I have a .csv file with hundreds of data, I know that the best option is to make chunks and send to chatgpt, but I need all the context of it to ask about information that is matched.
How can I do it?, by each chunk I need to make an API call?.
If I understand correctly, you want AI to use you data to augment the model’s response to questions.
In that case I’d recommend the Assistants API.
As it does the whole RAG for you and requires minimal setup in case you aren’t familiar with using embeddings on your own for RAG.
I though that, but I need to retrieve information about a page and fill it in a .csv file and it can change very often, if I upload a file and replace it in my app each time, problems with sincronization will happen.
if I use embeddings in execution time the resources will be costs and low.
Interesting, as of now assistants doesn’t have web browsing capabilities but it’s supposed to be supported later on.
In the mean-time a code based solution that handles every aspect of question answering along with retrieval can be implemented and the data can be fetched from csv simply using code that’s generated by the model.
If you own the data source or if there’s an event handler dealing with data changes, you can directly update the csv file in real-time.
The application is still quite unspecified in scope.
A handful of varied examples and possible solutions.
“What is the top category that has the most unhappy customers”

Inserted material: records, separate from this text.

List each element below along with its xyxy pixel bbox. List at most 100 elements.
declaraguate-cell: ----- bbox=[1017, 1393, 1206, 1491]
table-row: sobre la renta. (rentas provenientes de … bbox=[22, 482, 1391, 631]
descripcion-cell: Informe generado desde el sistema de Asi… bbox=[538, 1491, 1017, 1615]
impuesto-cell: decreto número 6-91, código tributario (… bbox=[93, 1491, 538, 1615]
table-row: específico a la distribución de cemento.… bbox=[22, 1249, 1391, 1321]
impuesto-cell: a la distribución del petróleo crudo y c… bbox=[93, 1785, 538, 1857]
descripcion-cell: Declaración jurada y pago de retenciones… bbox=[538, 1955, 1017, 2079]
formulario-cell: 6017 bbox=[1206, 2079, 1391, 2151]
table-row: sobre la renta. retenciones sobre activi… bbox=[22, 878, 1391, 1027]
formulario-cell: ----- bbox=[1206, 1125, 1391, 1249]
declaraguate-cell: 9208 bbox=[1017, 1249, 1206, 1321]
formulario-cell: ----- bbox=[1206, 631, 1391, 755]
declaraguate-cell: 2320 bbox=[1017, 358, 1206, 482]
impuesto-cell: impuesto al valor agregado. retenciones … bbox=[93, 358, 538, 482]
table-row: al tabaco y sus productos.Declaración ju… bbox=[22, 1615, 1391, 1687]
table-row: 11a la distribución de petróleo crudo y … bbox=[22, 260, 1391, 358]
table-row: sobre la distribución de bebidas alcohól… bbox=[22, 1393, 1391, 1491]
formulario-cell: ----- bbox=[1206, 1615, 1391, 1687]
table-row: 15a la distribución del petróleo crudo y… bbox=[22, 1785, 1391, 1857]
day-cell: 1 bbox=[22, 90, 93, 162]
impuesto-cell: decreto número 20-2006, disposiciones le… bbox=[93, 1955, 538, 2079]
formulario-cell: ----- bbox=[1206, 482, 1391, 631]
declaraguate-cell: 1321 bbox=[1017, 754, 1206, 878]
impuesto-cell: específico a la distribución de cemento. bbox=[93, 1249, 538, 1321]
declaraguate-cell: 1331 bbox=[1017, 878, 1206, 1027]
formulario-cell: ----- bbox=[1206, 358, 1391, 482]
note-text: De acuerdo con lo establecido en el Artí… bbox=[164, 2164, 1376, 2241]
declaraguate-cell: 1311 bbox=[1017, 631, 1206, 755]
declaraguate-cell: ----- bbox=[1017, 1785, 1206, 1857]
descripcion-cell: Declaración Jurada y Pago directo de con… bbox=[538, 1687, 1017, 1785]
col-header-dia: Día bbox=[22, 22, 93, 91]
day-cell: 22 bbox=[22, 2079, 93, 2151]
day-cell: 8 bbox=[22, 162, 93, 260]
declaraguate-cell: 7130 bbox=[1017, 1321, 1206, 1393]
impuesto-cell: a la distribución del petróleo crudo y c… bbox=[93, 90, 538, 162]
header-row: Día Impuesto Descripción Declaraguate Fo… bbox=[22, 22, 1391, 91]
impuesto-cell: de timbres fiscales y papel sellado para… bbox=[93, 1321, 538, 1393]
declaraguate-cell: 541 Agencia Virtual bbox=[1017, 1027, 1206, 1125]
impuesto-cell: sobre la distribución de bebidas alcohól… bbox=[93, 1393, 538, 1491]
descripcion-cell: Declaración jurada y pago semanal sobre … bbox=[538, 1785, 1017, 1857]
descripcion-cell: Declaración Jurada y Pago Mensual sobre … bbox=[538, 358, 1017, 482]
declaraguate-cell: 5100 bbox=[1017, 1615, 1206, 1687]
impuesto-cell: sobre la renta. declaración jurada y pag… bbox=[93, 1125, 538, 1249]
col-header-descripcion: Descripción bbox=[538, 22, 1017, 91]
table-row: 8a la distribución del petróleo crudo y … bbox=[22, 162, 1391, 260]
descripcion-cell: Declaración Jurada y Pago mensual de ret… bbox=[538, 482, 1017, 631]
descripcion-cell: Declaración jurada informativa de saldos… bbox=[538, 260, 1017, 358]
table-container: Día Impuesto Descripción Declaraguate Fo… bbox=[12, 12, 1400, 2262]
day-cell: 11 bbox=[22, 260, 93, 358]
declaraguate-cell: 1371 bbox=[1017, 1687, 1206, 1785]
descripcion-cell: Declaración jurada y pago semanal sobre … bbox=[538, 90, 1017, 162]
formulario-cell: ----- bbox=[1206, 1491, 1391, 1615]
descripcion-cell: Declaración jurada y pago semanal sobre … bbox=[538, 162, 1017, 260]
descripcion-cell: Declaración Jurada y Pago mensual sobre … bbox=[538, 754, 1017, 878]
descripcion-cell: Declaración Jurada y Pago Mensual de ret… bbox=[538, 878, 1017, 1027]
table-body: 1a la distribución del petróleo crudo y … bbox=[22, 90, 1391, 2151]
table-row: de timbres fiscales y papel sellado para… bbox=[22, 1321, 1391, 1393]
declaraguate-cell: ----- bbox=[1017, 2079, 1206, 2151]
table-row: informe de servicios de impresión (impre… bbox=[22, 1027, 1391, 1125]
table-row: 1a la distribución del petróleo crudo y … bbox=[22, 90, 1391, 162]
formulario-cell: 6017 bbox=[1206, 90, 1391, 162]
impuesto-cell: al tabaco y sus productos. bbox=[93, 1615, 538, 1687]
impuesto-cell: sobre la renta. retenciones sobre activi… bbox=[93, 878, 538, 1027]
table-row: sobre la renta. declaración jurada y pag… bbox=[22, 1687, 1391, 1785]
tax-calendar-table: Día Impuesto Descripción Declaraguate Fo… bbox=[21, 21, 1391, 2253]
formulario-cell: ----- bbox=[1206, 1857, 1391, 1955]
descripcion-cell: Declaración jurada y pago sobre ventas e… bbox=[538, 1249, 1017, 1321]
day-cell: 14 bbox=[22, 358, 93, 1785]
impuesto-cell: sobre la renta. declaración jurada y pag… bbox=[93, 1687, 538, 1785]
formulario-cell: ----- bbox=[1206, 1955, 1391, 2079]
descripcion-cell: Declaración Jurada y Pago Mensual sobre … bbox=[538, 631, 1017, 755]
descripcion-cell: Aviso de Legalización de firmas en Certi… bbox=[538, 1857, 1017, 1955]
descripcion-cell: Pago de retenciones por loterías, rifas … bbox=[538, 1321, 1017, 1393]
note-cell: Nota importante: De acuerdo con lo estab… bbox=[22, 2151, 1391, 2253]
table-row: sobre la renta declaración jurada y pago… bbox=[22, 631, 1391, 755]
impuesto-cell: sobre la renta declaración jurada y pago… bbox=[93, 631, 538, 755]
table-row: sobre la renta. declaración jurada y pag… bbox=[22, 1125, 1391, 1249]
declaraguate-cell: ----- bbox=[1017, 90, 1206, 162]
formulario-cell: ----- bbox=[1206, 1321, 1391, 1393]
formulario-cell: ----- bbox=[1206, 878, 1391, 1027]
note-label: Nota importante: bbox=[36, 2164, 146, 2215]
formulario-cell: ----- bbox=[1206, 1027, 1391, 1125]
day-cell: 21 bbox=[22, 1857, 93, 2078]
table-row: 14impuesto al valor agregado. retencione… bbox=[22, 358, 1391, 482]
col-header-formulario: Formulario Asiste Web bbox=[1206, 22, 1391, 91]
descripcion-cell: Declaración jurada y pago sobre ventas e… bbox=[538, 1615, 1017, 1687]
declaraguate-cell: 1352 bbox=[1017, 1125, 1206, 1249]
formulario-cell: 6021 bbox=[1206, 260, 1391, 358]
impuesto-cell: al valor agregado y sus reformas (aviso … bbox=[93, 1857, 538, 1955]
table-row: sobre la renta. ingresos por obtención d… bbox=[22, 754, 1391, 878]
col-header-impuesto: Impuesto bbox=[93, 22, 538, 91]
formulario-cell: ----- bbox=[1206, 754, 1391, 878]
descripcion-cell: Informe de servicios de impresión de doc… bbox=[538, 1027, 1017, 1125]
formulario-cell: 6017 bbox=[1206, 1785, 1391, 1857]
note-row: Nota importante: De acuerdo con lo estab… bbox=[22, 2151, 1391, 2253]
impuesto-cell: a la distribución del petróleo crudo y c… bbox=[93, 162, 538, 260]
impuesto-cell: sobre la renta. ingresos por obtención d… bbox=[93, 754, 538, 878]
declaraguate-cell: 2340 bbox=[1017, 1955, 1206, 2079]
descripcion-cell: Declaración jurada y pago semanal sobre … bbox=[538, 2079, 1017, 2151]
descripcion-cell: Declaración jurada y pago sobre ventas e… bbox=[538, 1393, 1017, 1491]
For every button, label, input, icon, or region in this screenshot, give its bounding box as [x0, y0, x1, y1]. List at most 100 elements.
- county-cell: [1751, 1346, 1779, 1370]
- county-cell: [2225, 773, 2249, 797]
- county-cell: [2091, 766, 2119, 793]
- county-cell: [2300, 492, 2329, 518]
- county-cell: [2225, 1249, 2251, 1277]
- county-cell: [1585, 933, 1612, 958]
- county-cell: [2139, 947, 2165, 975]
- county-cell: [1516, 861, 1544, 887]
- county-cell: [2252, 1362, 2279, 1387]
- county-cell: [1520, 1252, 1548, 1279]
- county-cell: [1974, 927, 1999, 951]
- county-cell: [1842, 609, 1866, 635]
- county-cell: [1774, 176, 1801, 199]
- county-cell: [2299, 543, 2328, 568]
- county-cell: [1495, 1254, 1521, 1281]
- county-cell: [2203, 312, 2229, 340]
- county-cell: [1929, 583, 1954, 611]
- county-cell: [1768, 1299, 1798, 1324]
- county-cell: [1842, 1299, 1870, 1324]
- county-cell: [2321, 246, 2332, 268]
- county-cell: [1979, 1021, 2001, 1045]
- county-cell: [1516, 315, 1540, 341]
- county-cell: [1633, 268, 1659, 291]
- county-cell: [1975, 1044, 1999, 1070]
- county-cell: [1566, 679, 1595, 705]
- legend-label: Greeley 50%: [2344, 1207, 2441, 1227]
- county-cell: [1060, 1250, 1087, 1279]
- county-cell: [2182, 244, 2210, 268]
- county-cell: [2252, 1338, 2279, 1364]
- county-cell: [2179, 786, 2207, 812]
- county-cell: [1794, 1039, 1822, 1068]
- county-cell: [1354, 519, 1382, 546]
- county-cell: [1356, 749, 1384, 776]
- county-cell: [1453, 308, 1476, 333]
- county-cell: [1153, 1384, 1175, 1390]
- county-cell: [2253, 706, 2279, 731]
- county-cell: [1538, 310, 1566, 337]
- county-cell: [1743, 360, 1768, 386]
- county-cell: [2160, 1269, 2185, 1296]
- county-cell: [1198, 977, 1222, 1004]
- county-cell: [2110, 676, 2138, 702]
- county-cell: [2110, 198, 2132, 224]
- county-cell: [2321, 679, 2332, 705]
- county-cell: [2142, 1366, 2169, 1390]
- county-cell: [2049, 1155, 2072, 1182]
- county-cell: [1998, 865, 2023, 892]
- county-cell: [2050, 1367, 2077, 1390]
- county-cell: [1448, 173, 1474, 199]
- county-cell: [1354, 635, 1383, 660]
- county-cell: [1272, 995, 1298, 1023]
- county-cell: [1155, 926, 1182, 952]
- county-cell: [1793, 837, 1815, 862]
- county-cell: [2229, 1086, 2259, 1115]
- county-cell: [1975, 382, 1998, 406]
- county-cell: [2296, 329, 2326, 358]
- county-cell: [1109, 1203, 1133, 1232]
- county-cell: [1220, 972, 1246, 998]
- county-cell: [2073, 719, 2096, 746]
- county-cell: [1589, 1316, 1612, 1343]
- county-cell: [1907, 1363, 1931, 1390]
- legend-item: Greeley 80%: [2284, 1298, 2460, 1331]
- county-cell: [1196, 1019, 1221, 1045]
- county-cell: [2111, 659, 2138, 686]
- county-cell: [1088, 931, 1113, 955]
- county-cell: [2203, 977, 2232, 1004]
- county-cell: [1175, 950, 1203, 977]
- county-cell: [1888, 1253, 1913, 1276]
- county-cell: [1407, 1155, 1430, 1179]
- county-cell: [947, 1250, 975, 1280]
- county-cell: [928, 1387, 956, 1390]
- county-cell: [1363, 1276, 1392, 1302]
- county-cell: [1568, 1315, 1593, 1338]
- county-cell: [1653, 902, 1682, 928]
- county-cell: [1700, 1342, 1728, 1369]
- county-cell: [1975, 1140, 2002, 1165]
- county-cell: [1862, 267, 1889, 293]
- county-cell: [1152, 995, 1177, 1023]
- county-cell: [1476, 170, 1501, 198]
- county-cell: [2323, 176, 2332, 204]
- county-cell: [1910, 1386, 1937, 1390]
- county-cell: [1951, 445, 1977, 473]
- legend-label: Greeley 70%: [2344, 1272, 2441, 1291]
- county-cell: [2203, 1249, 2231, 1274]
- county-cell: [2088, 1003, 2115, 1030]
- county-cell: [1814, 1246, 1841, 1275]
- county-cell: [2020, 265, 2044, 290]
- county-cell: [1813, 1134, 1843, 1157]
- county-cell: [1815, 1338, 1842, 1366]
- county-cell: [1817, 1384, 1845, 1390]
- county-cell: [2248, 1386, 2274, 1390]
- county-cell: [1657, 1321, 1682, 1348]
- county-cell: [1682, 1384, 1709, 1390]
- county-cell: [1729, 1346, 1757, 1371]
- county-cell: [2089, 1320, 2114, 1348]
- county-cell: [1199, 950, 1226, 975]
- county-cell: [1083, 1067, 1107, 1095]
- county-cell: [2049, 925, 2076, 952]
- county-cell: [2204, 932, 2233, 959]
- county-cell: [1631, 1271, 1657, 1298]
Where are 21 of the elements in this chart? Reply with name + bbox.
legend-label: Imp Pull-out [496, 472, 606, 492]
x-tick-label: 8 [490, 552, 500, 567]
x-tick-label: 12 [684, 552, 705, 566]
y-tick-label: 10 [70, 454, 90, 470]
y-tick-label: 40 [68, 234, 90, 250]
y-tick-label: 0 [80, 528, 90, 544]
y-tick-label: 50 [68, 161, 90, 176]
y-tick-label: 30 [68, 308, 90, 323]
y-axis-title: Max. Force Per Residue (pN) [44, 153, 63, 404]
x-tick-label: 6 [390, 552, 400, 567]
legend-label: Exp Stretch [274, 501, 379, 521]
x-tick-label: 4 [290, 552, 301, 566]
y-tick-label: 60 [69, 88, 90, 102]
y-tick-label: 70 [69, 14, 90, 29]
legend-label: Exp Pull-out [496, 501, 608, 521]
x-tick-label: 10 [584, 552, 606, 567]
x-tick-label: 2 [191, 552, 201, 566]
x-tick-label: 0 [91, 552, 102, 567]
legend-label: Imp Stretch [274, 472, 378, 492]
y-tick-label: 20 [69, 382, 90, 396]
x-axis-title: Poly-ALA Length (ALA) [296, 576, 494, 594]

- data elements should be independently AI sentiment scored, for analysis by function
“What is the predominant theme of the day?”
- Chunks can have entity extraction with totals of categories that AI can then handle all summaries.
“what add records also have both change records and delete records?”
- Pretty much the AI needs to see all, or you need to put subcategories of records into groups
“what paragraphs of the book are most similar to ‘Tom Sawyer Huck Finn whitewash the fence’”
Most of all, there are likely many things where the better answer will be by code and not language processing.